The types of narcissists, empaths attract:
What is it about narcissists that are so irresistibly attractive?
Like moths drawn to flames, us empaths seem to have a penchant for flying head-first into dangerous friendships and soul-sucking relationships that leave us feeling exhausted and unhinged. And yet, over and over again many of us fall into the same trap, often missing the vital life lessons being presented.
Almost every week Sol and I receive emails inquiring about the dynamic between empaths and narcissists. Having been burned by a number of different types of narcissists myself, I know just how easy it is to fall into the heavy gravitational pull of such people. Like black holes, narcissists eat away at your emotions, physical health, and sanity, profoundly manipulating and messing up your perceptions and sensibilities.
Why is it that empaths and narcissists – two diametrically opposed types of people – feel an almost magnetic pull towards each other?
There are many theories, but at the heart of it, I believe that it is Life’s way of restoring balance.
For example, let’s examine your typical empath. By nature, empaths are deeply caring, compassionate people. The empath’s purpose in life is to facilitate healing in others, yet due to their intense sensitivity, empaths often struggle to create healthy boundaries for themselves, giving in to martyrdom, victimhood, co-dependency, and chronic self-sacrifice. Now, let’s examine your typical narcissist.
Due to various traumas, core wounds, and conditionings, narcissists hide behind an idealized self-image which is expressed as being highly charming and attractive, yet deeply uncaring, indifferent, self-centered and cruel. Put empaths and narcissists together? Both come in contact with their “inverted/reverse” selves, and both are forced to learn, grow and heal as a result of such an experience (although this doesn’t always happen immediately, but through trial and error).

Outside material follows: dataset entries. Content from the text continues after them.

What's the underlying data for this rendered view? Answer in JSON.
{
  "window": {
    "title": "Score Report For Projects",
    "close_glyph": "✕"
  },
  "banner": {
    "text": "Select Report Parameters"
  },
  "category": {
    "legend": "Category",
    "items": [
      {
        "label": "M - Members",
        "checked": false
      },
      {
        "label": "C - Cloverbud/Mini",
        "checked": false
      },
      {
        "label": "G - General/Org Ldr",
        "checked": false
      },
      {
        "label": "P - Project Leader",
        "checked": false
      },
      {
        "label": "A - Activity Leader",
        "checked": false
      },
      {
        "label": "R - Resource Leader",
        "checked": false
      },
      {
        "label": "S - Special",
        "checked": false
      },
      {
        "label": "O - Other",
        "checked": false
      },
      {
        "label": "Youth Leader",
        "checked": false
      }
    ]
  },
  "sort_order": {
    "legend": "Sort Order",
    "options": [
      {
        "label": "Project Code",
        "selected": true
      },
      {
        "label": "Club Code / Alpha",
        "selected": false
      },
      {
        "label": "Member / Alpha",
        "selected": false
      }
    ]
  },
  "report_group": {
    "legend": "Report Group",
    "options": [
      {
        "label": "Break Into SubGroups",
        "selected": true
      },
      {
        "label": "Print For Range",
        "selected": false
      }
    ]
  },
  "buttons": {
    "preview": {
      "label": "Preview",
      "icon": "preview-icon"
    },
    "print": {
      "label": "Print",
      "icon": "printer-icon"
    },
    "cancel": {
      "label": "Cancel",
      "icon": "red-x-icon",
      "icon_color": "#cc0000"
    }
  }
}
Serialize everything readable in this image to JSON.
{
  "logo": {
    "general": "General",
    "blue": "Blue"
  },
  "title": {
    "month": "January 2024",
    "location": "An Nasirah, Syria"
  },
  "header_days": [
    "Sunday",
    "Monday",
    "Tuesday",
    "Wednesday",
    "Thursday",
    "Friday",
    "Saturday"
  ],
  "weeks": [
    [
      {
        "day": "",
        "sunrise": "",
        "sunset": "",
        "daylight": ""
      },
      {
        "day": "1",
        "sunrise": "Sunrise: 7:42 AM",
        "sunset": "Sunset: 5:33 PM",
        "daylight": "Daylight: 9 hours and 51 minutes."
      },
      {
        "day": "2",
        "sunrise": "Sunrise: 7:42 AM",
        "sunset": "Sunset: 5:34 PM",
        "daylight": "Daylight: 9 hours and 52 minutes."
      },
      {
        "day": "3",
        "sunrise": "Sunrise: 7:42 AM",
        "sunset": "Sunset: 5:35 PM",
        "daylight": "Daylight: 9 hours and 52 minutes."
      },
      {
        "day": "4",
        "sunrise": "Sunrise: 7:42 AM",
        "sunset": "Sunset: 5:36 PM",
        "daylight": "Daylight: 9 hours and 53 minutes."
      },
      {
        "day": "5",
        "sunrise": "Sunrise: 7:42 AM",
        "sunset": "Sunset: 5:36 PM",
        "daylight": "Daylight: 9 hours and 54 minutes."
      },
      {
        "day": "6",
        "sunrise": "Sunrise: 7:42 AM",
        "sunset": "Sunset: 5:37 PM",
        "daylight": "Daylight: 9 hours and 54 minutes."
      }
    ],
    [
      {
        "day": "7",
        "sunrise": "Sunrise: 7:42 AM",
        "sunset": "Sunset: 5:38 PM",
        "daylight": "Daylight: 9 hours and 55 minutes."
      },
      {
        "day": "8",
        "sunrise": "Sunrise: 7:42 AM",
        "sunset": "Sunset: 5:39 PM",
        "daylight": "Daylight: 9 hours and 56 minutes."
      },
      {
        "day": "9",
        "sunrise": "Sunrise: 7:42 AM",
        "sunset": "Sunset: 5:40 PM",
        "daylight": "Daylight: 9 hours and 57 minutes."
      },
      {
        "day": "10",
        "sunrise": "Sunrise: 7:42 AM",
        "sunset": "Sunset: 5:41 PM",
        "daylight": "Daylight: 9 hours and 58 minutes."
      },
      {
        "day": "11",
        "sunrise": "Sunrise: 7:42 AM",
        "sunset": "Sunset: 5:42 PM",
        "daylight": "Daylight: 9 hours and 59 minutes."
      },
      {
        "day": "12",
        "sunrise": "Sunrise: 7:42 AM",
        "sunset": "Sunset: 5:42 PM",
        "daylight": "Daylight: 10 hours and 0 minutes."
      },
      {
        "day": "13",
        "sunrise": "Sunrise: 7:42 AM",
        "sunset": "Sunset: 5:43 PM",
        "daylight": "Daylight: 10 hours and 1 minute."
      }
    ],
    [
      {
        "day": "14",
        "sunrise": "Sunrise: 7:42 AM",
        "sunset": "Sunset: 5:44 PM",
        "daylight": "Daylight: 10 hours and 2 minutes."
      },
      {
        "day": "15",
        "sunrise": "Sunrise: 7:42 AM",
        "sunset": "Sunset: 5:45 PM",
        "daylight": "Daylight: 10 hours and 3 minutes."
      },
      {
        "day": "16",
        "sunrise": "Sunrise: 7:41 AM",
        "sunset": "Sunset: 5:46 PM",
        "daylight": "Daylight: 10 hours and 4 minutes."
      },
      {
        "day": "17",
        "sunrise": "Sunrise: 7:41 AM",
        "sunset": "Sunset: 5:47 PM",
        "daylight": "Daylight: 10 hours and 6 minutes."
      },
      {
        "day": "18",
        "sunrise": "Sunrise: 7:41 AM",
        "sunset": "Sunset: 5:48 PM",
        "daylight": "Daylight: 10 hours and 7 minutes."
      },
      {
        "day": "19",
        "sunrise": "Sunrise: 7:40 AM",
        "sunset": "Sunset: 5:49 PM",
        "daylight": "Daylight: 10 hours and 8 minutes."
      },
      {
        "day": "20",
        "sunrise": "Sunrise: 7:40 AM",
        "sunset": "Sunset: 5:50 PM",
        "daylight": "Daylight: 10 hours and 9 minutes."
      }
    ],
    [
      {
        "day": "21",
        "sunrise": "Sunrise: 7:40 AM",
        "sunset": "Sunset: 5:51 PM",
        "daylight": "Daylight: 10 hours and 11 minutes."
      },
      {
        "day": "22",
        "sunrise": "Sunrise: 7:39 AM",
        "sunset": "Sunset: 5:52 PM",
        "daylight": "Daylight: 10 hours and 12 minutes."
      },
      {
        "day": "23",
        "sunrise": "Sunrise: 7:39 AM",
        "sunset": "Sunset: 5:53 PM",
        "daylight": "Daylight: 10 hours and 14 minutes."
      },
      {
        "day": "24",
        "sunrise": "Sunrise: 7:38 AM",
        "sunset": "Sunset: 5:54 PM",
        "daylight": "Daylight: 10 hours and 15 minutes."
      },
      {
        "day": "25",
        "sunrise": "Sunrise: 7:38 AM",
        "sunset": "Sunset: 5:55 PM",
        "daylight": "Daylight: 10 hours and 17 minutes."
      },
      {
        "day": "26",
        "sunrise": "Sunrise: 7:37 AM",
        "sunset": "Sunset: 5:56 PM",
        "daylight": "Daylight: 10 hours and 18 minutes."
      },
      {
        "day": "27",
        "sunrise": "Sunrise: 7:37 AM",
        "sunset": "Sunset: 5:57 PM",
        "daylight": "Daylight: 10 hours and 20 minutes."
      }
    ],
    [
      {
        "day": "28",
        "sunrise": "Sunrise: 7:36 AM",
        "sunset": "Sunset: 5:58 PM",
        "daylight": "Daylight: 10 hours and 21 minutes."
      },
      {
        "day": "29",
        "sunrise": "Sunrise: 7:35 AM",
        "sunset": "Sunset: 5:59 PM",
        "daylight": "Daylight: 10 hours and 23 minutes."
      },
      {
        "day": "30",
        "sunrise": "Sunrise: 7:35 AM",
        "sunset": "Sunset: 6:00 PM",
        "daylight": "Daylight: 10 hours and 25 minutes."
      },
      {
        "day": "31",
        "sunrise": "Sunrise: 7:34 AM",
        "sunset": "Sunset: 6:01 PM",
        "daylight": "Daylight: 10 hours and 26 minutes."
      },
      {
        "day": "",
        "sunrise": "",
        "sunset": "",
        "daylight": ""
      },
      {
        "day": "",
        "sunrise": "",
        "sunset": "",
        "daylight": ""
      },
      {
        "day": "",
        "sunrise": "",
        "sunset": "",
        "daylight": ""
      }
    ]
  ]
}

4 Types of Narcissists All Empaths Should Look Out For
So many articles out there talk about “protecting” yourself from narcissists. Unfortunately, this language promotes the disempowering notion that “other people are out to get you.” They’re not. People act within the limits of their conscious capacity, and sometimes that involves hurting others. The more you perceive yourself as a “victim” of narcissists/narcissism, the less capable you’ll be of truly owning your personal power as an empath.
A big part of owning this personal power of yours is learning how to identify different types of narcissists. The more conscious you are of them, the more consciously you’ll be able to behave and make decisions in their presence.
Interestingly there are actually two main types of narcissists:
1. Vulnerable Narcissists (VN’s)
These people are generally very sensitive and tend to be quiet or shy by nature. Yet to disguise their chronic feelings of self-loathing and unworthiness, VN’s overcompensate by putting on a grandiose mask, seeking to merge their identities with other idealized people. VN’s have an unshakeable need to feel special about themselves and have a little genuine regard for the feelings of others. VN’s are primarily motivated by fear of rejection and abandonment, thus don’t have the capacity to authentically love and care for others. Additionally, VN’s use of emotional manipulation (such as shaming, guilt-tripping and gaslighting) to secure sympathy and attention from others. Their lives are fuelled by inferiority complexes which often stem from childhood mistreatment.
2. Invulnerable Narcissists (IN’s)
These people reflect the traditional image of the narcissist: that of a highly self-confident person, cold and unempathetic person. IN’s, unlike VN’s, are thick-skinned and shamelessly seek for power, glory, recognition, and pleasure. IN’s often suffer from god complexes, believing themselves to be far superior to everyone else – and they have a pathological need to make that known.